Use only that which works...
In the world of bodybuilding there are countless examples of freaks who defy logic. Take Ronnie Coleman as the perfect example. I believe no one in history delivered more muscle lines with more authority than the former policeman from Arlington, Texas. Ronnie man-handled weights that could have blown out his knees and reduced his Mr. Olympia ambitions to zero, but he dominated the line-ups for years with his style of training, which can best be described as relentless. Sure, Big Ron is now paying the price with consecutive back surgeries, but he will always be considered an absolute freak by bodybuilders all over the world.
Another example of an unorthodox champion is Franco Columbu, Arnold’s loyal friend and confidante. Although slightly bow legged, the Sardinian strongman nevertheless snatched a Sandow from under the noses of worthy competitors in 1976, and then again in 1981 in what was arguably one of the most controversial Mr. Olympia comebacks of all time. In that year five different judges picked five different competitors for the number one spot. Franco won the Olympia title after severely injuring his knee while he was running with a refrigerator strapped to his back during the World’s Strongest Man contest. Doctors told Columbu that his career was over, but he trained like a man possessed and made a successful comeback.
Jay Cutler, regarded by many as one of the sport’s greatest champions ever, only managed 14th place in his first outing on the Olympia stage.

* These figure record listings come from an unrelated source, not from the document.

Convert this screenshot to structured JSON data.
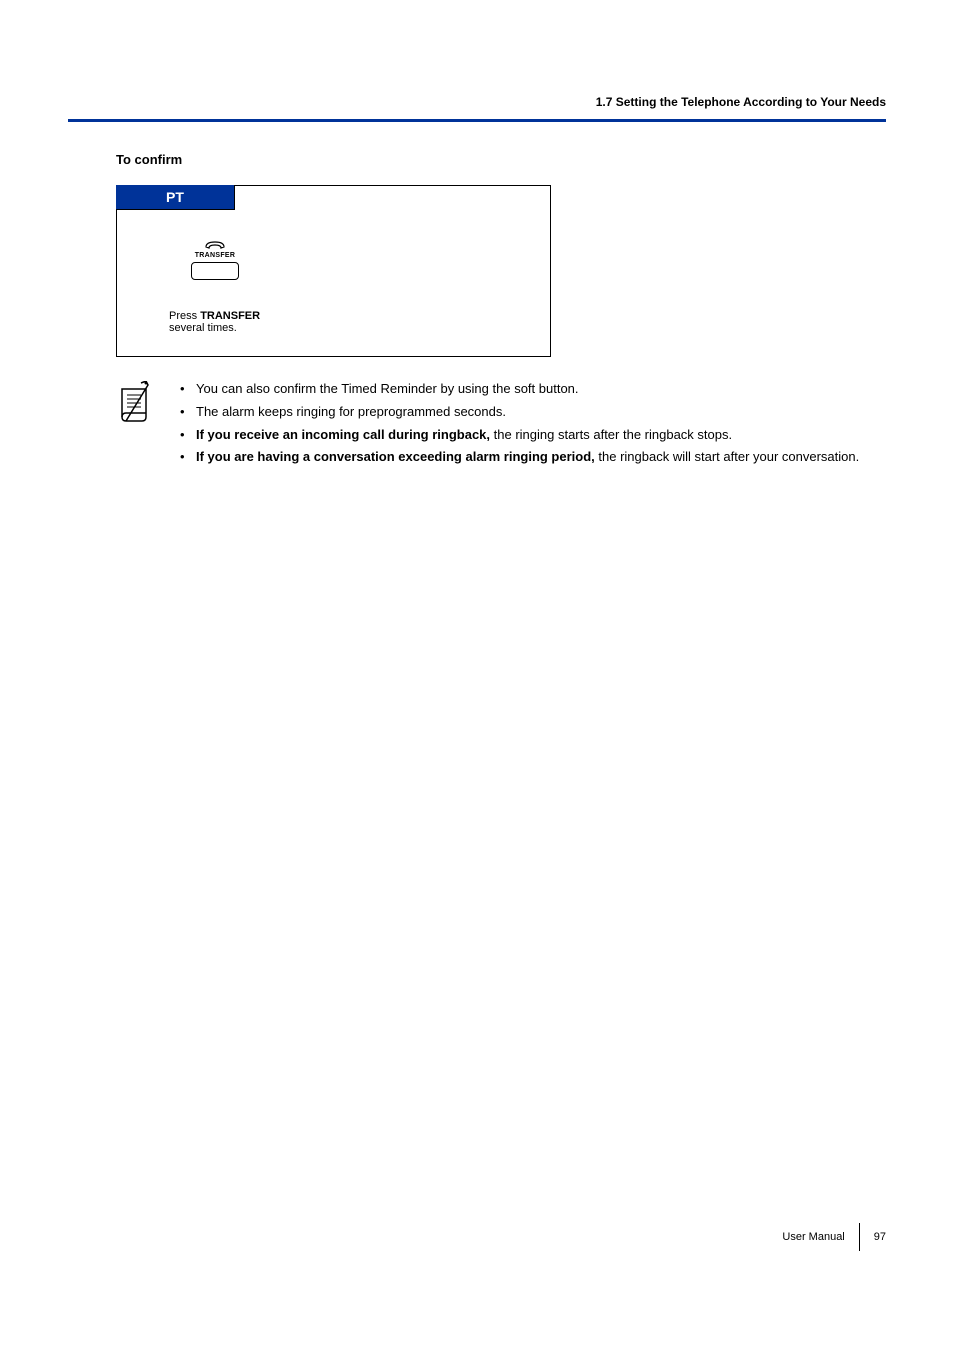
{
  "header": {
    "section_title": "1.7 Setting the Telephone According to Your Needs",
    "divider_color": "#003399"
  },
  "section": {
    "subtitle": "To confirm"
  },
  "instruction_box": {
    "tab_label": "PT",
    "tab_bg_color": "#003399",
    "tab_text_color": "#ffffff",
    "button_label": "TRANSFER",
    "instruction_prefix": "Press ",
    "instruction_bold": "TRANSFER",
    "instruction_suffix": "several times."
  },
  "notes": [
    {
      "segments": [
        {
          "text": "You can also confirm the Timed Reminder by using the soft button.",
          "bold": false
        }
      ]
    },
    {
      "segments": [
        {
          "text": "The alarm keeps ringing for preprogrammed seconds.",
          "bold": false
        }
      ]
    },
    {
      "segments": [
        {
          "text": "If you receive an incoming call during ringback,",
          "bold": true
        },
        {
          "text": " the ringing starts after the ringback stops.",
          "bold": false
        }
      ]
    },
    {
      "segments": [
        {
          "text": "If you are having a conversation exceeding alarm ringing period,",
          "bold": true
        },
        {
          "text": " the ringback will start after your conversation.",
          "bold": false
        }
      ]
    }
  ],
  "footer": {
    "label": "User Manual",
    "page_number": "97"
  }
}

Another example of an unlikely champion is Branch Warren, who was frowned upon by many for his sloppy reps in the gym. He beat men of much greater stature at the Arnold Classic, though.
These competitors defy everything when it comes to how we view the best of the best. They basically, through trial and error, discovered what worked for them to achieve success. When people discuss science-based approaches to bodybuilding and strength training, they often do so in black and white terms: something is either evidence-based or not, and most analytical thinkers view this information in absolute terms. While studies can definitely support a particular finding, bodybuilding is hard to rigorously scrutinise in a controlled setting. We are all different and react differently to training and dieting. If the theory is sound and it has been tested in the trenches it can be something you can consider adding to your regimen. However, keep in mind that some claims are so far fetched that they are on the farthest end of the bullshit spectrum!
Bodybuilding, in a never-ending quest for the perfect physique, is constantly evolving. The freaks only showcase some missing pieces of the big puzzle so that we can gain further insight on how success is achieved.
In an endeavour such as bodybuilding where mere seconds on stage can make a difference between winning and losing, any small advantage can help you conquer the ultimate prize. It is not just about the anatomy, physiology, biomechanics and the adaptive possibility of the human body, but the ability to achieve goals as best as possible, regardless of what may be standing in your way.
As Bruce Lee was once quoted as saying: “Use only that which works, and take it from any place you can find it.”
The time comes for all of us when a change has to be made in the way we view training, nutrition and supplementation. It is not a matter of being forced into a specific position, but rather seeing an opportunity and viewing it as an awesome possibility.